According to Axios, one US and two Israeli officials said that Washington was considering the Israeli demand.
However, it is reported that NSO has recruited two law firms in the US to work on the blacklist problem and a company official reportedly said that the lawyers filed an appeal with the Department of Commerce while requesting a hearing, which has yet to occur.
Meanwhile, a senior Israeli official told Walla: “We told the Americans that they should not tear down NSO. Even if the company had some problematic customers, it does not mean that the company’s products and capabilities are no longer needed.”
Since last July, when a group of international rights and media organisations revealed that the NSO’s Pegasus programme was used to hack the phones of journalists, politicians, and human rights activists in several countries, including India, Israel has been under intense pressure to halt the export of spyware.
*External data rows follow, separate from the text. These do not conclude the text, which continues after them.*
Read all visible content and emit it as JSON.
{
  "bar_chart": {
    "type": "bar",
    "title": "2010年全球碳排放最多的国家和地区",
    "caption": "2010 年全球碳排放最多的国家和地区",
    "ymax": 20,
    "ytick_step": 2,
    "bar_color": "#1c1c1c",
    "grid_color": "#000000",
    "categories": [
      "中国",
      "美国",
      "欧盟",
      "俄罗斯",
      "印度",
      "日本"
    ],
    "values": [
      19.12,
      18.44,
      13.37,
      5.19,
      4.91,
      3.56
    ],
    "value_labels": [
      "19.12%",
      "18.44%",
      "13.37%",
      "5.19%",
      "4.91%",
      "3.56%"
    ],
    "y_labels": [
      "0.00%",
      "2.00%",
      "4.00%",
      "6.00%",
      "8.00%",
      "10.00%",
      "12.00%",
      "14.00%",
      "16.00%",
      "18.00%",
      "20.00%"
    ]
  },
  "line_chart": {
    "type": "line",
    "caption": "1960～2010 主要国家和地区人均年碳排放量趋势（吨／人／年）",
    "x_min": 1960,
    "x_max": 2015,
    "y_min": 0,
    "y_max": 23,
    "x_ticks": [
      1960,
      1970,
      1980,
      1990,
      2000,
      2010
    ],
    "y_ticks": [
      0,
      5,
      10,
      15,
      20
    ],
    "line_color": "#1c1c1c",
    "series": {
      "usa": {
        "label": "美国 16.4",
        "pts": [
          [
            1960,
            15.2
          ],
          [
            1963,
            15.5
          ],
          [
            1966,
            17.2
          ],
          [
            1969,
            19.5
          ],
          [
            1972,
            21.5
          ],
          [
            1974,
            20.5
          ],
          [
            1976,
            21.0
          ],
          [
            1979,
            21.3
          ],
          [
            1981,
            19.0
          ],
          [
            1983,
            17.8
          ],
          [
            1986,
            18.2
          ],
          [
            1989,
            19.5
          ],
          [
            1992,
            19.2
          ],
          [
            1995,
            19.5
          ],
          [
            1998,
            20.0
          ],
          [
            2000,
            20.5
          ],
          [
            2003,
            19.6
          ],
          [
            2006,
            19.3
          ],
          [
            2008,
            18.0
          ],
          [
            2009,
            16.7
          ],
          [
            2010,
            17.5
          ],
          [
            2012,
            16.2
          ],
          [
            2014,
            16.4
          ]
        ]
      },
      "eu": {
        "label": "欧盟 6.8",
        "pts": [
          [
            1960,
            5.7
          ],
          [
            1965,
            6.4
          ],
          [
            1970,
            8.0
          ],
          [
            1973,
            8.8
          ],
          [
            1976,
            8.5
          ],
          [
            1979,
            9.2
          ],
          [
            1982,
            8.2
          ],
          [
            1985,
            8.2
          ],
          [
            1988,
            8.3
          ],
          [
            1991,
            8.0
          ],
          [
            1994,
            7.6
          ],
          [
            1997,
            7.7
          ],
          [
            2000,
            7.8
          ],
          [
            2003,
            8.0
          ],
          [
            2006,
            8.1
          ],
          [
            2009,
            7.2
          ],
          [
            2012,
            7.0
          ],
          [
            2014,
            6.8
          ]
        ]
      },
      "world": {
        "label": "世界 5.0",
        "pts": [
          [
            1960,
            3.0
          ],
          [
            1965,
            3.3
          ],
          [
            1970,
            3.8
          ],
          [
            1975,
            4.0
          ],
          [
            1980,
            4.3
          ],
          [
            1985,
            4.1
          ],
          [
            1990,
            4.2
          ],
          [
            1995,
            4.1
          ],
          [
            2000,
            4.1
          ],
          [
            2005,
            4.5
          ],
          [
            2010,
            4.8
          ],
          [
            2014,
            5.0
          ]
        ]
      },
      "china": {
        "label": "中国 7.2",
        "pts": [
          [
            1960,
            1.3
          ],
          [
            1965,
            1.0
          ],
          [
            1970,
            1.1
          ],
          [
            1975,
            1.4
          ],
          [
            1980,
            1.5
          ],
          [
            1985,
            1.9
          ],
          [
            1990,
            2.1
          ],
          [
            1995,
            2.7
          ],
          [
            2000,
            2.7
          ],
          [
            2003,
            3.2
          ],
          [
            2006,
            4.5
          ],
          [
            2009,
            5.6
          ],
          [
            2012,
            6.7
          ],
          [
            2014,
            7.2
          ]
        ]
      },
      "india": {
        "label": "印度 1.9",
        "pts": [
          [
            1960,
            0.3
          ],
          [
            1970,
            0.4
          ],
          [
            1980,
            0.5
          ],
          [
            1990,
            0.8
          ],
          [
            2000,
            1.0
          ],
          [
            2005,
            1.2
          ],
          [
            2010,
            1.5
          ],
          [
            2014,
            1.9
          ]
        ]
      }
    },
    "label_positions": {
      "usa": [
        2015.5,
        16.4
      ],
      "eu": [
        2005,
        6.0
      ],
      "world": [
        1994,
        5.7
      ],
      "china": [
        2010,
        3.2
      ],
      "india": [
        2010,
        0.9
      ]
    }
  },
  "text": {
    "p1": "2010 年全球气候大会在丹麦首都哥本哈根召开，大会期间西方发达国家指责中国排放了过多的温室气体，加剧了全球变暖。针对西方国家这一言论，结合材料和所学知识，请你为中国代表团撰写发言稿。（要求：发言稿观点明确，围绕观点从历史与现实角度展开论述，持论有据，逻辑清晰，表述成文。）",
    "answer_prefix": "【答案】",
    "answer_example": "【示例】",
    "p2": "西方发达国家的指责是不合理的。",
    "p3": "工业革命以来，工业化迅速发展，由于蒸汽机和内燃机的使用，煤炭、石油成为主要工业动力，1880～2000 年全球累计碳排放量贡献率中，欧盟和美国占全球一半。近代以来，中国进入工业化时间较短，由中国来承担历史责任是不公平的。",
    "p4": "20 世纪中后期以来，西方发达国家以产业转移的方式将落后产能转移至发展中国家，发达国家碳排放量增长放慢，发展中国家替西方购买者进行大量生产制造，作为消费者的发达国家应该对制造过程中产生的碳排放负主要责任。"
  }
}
NSO has been sued and chastised by big technology businesses all around the world, who accuse it of placing its consumers at risk of hacking. In nations where the Israeli leadership feels threatened, the organisation has also been accused of spying and hacking strategic software.
In the case of the US, the Commerce Department placed NSO on a blacklist in 2021, citing evidence that the company developed and distributed spyware to foreign governments, which then used it to maliciously target people from different sectors.
After the NSO was blacklisted, a debate erupted within Tel Aviv, according to the Axios, about whether Israel should contact the Biden administration on behalf of the corporation to get it removed from the blacklist.
Recently, the US Supreme Court asked the administration to review whether courts should hear a lawsuit in which WhatsApp accuses NSO of tracking messengers using an espionage flaw in the programme.
Here it should be noted that in October 2019, WhatsApp filed a lawsuit against the NSO, accusing it of gaining access to its servers without permission six months prior in order to install the Pegasus software on mobile devices.
The messaging platform accused the Israeli corporation of violating its terms of service and harming its “reputation, public trust, and goodwill” in its first court lawsuit.